Here's OpenAI's tweet about this: https://twitter.com/SebastienBubeck/status/19465776504050567...
> Just to spell it out as clearly as possible: a next-word prediction machine (because that's really what it is here, no tools no nothing) just produced genuinely creative proofs for hard, novel math problems at a level reached only by an elite handful of pre‑college prodigies.
My notes: https://simonwillison.net/2025/Jul/19/openai-gold-medal-math...
They DID use tools for the International Collegiate Programming Contest (ICPC) programming one though: https://twitter.com/ahelkky/status/1971652614950736194
> For OpenAI, the models had access to a code execution sandbox, so they could compile and test out their solutions. That was it though; no internet access.
This improved think->act->sense loop that they now form, exponentially increases the possible utility of the models. We are just starting to see this with gpt-5 and the 4+ series of Claude models.
More broadly I think what we’re looking for at the end of the day, AGI, is going come about from a diaspora of methods capturing the diverse aspects of what we recognize as intelligence. ‘Precise deductive reasoning’ is one capability out of many. Attention isn’t all you need, neither is compression, convex programming, what have you. The perceived “smoothness” or “unity” of our intelligence is an illusion like virtual memory hiding cache, and building it is going to look a lot more like stitching these capabilities together than deriving some deep and elegant equation.
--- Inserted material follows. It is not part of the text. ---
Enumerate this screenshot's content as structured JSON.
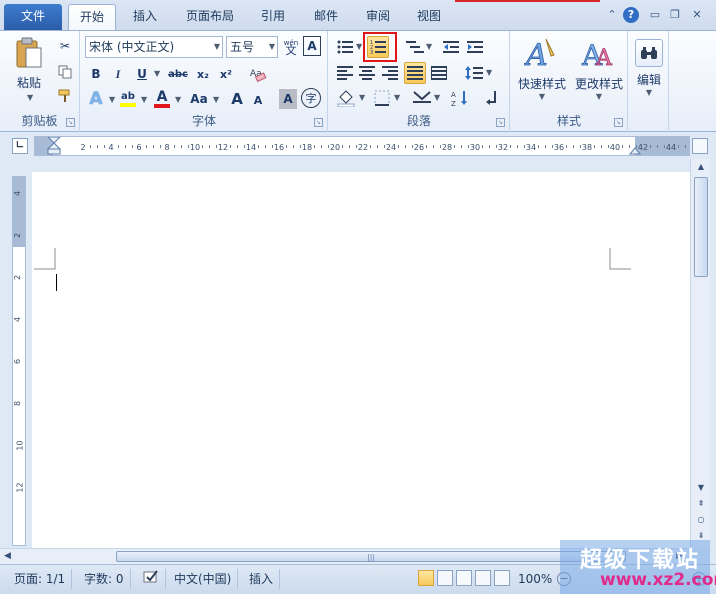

LLMs are very good at imitating moderate-length patterns. It can usually keep an apparently sensible conversation going with itself for at least a couple thousand words before it goes completely off the rails, although you never know exactly when it will go off the rails; it's very unlikely to be after the first sentence, far more likely to be after the twenty-first, and will never get past the 50th. If you inject novel input in periodically (such as reminding and clarifying prompts), you can keep the plate spinning longer.
So some tricks work right now to extend the amount of time the thing can go before falling into the inevitable entropy that comes from talking to itself too long, and I don't think that we should assume that there won't ever be a way to keep the plate spinning forever. We may be able to do it practically (making it very unusual for them to fall apart), or somebody may come up with a way to make them provably resilient.
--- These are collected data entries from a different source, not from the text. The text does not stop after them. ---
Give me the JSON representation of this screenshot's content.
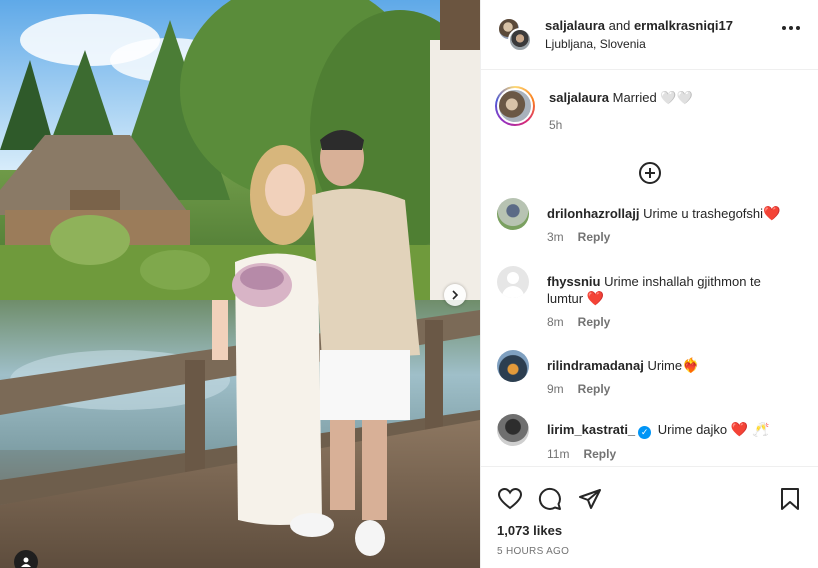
{
  "header": {
    "user1": "saljalaura",
    "conj": "and",
    "user2": "ermalkrasniqi17",
    "location": "Ljubljana, Slovenia"
  },
  "caption": {
    "username": "saljalaura",
    "text": "Married 🤍🤍",
    "time": "5h"
  },
  "comments": [
    {
      "username": "drilonhazrollajj",
      "text": "Urime u trashegofshi",
      "emoji": "❤️",
      "time": "3m",
      "reply": "Reply",
      "icon": "avatar-photo"
    },
    {
      "username": "fhyssniu",
      "text": "Urime inshallah gjithmon te lumtur",
      "emoji": "❤️",
      "time": "8m",
      "reply": "Reply",
      "icon": "default-avatar"
    },
    {
      "username": "rilindramadanaj",
      "text": "Urime",
      "emoji": "❤️‍🔥",
      "time": "9m",
      "reply": "Reply",
      "icon": "avatar-photo"
    },
    {
      "username": "lirim_kastrati_",
      "verified": true,
      "text": "Urime dajko",
      "emoji": "❤️ 🥂",
      "time": "11m",
      "reply": "Reply",
      "icon": "avatar-photo"
    }
  ],
  "actions": {
    "likes": "1,073 likes",
    "posted": "5 HOURS AGO"
  },
  "icons": {
    "like": "heart-icon",
    "comment": "comment-icon",
    "share": "share-icon",
    "save": "bookmark-icon",
    "more": "more-icon",
    "load_more": "plus-circle-icon",
    "next": "chevron-right-icon",
    "tags": "user-tag-icon"
  },
  "colors": {
    "heart": "#ed1c3b",
    "verified": "#0095f6",
    "muted": "#737373"
  }
}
I don't know if the current market leaders have any insight into how to do this, however. But I'm also sure that an LLM reaching for a calculator and injecting the correct answer into the context keeps that context useful for longer than if it hadn't.
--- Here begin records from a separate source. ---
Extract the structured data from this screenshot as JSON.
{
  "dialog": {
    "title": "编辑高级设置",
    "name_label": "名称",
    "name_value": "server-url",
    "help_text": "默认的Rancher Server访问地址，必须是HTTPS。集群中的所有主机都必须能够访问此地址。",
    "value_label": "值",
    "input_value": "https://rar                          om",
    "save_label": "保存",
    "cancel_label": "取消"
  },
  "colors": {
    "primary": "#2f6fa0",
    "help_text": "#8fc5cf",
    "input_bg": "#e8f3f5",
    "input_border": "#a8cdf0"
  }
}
Not to say that GPT is conscious, in its current form I think it certainly isn't, but rather I would say reasoning is a positive development, not an embarrassing one
I can't compute 297298*248 immediately in my head, and if I were to try it I'd have to hobble through a multiplicaion algorithm, in my head... it's quite simlar to what they're doing here, it's just they can wire it right into a real calculator instead of slowly running a shitty algo on wetware
Now, ideally, the LLMs could also design their own tools, when they realize there is a recurring task that can be accomplished better and more reliably by coding up a tool.
Reasoning is about working through problems step-by-step. This is always going to be necessary for some problems (logic solving, puzzles, etc) because they have a known minimum time complexity and fundamentally require many steps of computation.
Bigger models = more width to store more information. Reasoning models = more depth to apply more computation.